Mayor Bloomberg’s favorite cafe gets lousy score from Health Department

Viand cafe. (Dan Brinzac)

Mayor Bloomberg’s favorite diner didn’t cut the mustard with the city’s Health Department.

Viand Cafe — the Upper East Side eatery where Hizzoner regularly noshes an extra-salty bagel or a juicy burger — was slapped with a dismal 36 violation points in its latest inspection.

If it doesn’t fix the problems over the next couple of months, it could be branded with a dreaded C under the city’s tough new letter grading system.

In that system, C is the worst grade a restaurant can get and remain open for business.

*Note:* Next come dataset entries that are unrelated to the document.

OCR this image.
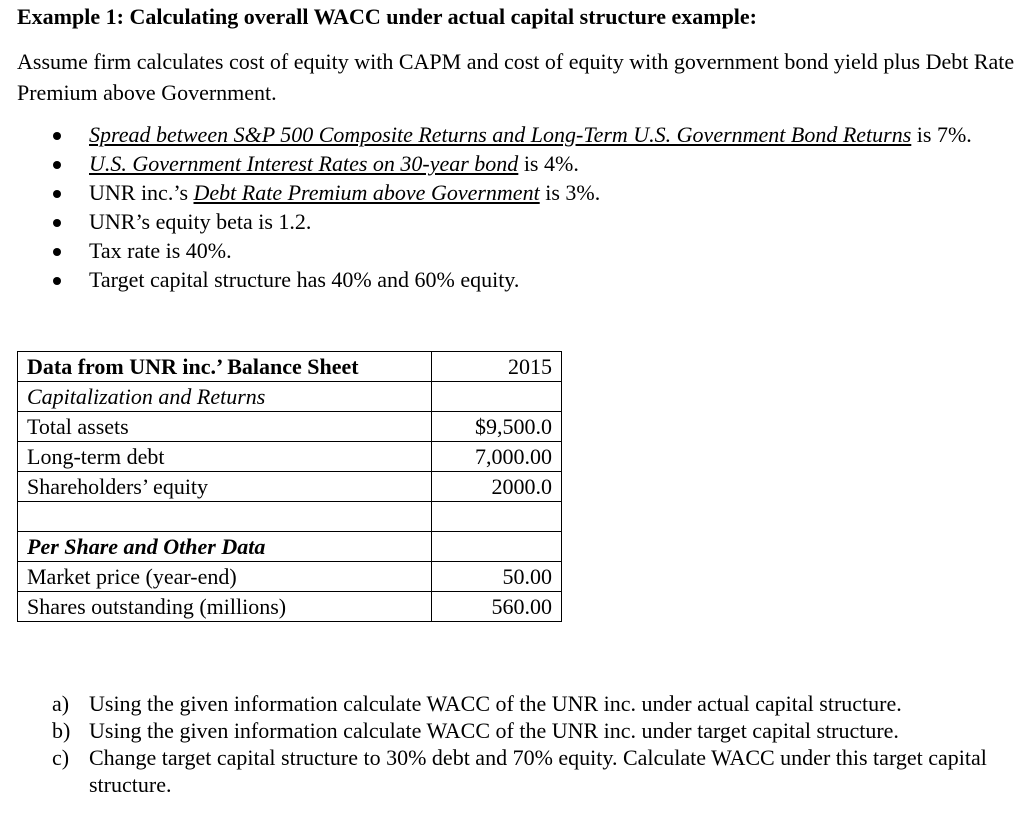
Example 1: Calculating overall WACC under actual capital structure example:
Assume firm calculates cost of equity with CAPM and cost of equity with government bond yield plus Debt Rate Premium above Government.
Spread between S&P 500 Composite Returns and Long-Term U.S. Government Bond Returns is 7%.
U.S. Government Interest Rates on 30-year bond is 4%.
UNR inc.’s Debt Rate Premium above Government is 3%.
UNR’s equity beta is 1.2.
Tax rate is 40%.
Target capital structure has 40% and 60% equity.
Data from UNR inc.’ Balance Sheet	2015
Capitalization and Returns	
Total assets	$9,500.0
Long-term debt	7,000.00
Shareholders’ equity	2000.0

Per Share and Other Data	
Market price (year-end)	50.00
Shares outstanding (millions)	560.00
a) Using the given information calculate WACC of the UNR inc. under actual capital structure.
b) Using the given information calculate WACC of the UNR inc. under target capital structure.
c) Change target capital structure to 30% debt and 70% equity. Calculate WACC under this target capital structure.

Viand, which normally gets a good rating from city inspectors, recently racked up points for a host of violations, including “evidence of mice,” facility not being sufficiently “vermin-proof,” and letting cold food get too warm, according to the department’s restaurant-ratings Web site.

The diner — on Madison Avenue between 78th and 79th streets — where Bloomberg has wined and dined everyone from Eliot Spitzer to then-Arizona Gov. Janet Napolitano, earned the dismal score after an Oct. 29 visit from the Health Department.

If it doesn’t improve, the restaurant will be hit with a C grade — given to eateries that have more than 28 violation points — and must post that score in its window for all to see.

“Most of the violations were from a fridge in the kitchen,” Viand manager Angelo Pelengaris said.

He claimed the repairman was at the restaurant when inspectors showed up.

“When they come back, we will get an A. It’s a very clean place,” he said.

Over the summer, Bloomberg said he wouldn’t patronize C-rated restaurants.

Yesterday, when asked if Hizzoner would shun Viand, his spokesman said, “The whole system was designed to avoid a rush to judgement, and that’s just what the mayor will do.”

But other customers were put off by the laundry list of citations.

“The violations definitely bother me. I would want to think the food I order is safe and well looked after. I usually do breakfast or lunch here,” said Carole Cusani, 52, who works next door.

“I don’t know if I’ll come back.”

Randi Weisberg, a retiree who hit the diner after taking in the nearby museums, said she would never eat at a place with bad marks from the Health Department.

“We were looking for the grade before we came in,” she said.

“We won’t come back until they have a good grade.”